Na tentativa de marcar como positiva a gestão de Michel Temer, o governo pensa em colocar, em frente ao Palácio do Planalto, um painel mostrando que o país vem criando um emprego a cada sete segundos. Será o “trabalhometro”.
A ideia é copiar o painel do Impostometro, mas com dados positivos. O governo acredita que o emprego é a principal arma para reduzir a rejeição ao presidente Temer e fortalecê-lo como candidato à reeleição ou como fiador de uma candidatura que possa derrotar Lula e Jair Bolsonaro nas eleições de 2018.
Os economistas levantam uma dúvida: o número que o governo está usando, de um emprego criado a cada sete segundos, inclui trabalho informal?
Pelos dados do Instituto Brasileiro de Geografia e Estatística (IBGE), por meio da Pnad Contínua, a maior parte dos empregos criados nos últimos meses foi no mercado informal. Ou seja, o governo está contabilizando como vitória o camelô que botou uma barraca perto de um sinal de trânsito.
Os mesmos economistas ressaltam que o emprego formal está, sim, voltando, mas de forma muito lenta. Tanto que, em novembro, depois de uma sequência de sete meses positivos, o país voltou a fechar vagas formais. As demissões superaram as contratações em 12.292 postos, segundo Cadastro Geral de Empregados e Desempregados (Caged).
Numa das propagandas sobre emprego, o governo diz que, “enquanto você prepara seu macarrão instantâneo, 25 brasileiros encontram trabalho no Brasil”. Veja: https://twitter.com/twitter/statuses/941396843426144256.
Na Política, pode-se ler os números da maneira que for mais conveniente. Mas a realidade sempre falará mais alto.
O Brasil voltará a criar empregos, mas, para isso, será preciso que os investimentos produtivos retornem com tudo. Por enquanto, são promessas. Sem investimentos, não há como falar em crescimento sustentado. Isso exige confiança em relação ao futuro. Por enquanto, muitas são as dúvidas, sobretudo no que se refere às eleições e ao ajuste fiscal.
Brasília, 11h35min


2 thoughts on “Governo quer colocar “trabalhometro” em frente ao Planalto”

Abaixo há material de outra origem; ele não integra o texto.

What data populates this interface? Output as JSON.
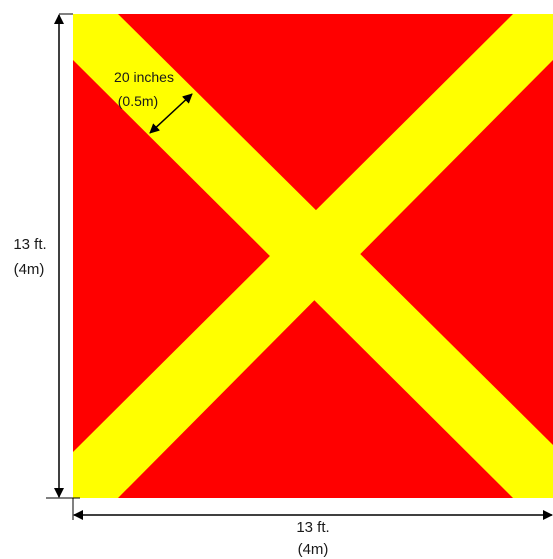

Esse governo Temer vive fora da realidade, como diz o Arcebispo de Porto Alegre, Dom Jaime Spengler. Temer já não fala coisa com coisa há muito tempo, gente! Até que o povo está sendo muito paciente até agora, mas tudo tem limite. E agora estamos vendo o “Super Marun” negociando apoio à reforma da previdência com os governadores na cara dura: só vai ter verbas da CEF se os deputados de seus estados votarem a favor da reforma da previdência. A coisa tá feia!
Basta do atraso causado pela social democracia. Chega de mentiras, manipulações da mídia, corrupção e criminalidade com PT, PMDB, PP, PSDB, DEM e companhia. Não acredito em salvador da pátria, mas Bolsonaro é o que melhor representa a mudança que o Brasil necessita neste momento. Que ele tenha sabedoria para montar uma boa equipe (Paulo Guedes e Mourão são ótimos!). Também é necessário renovar o congresso.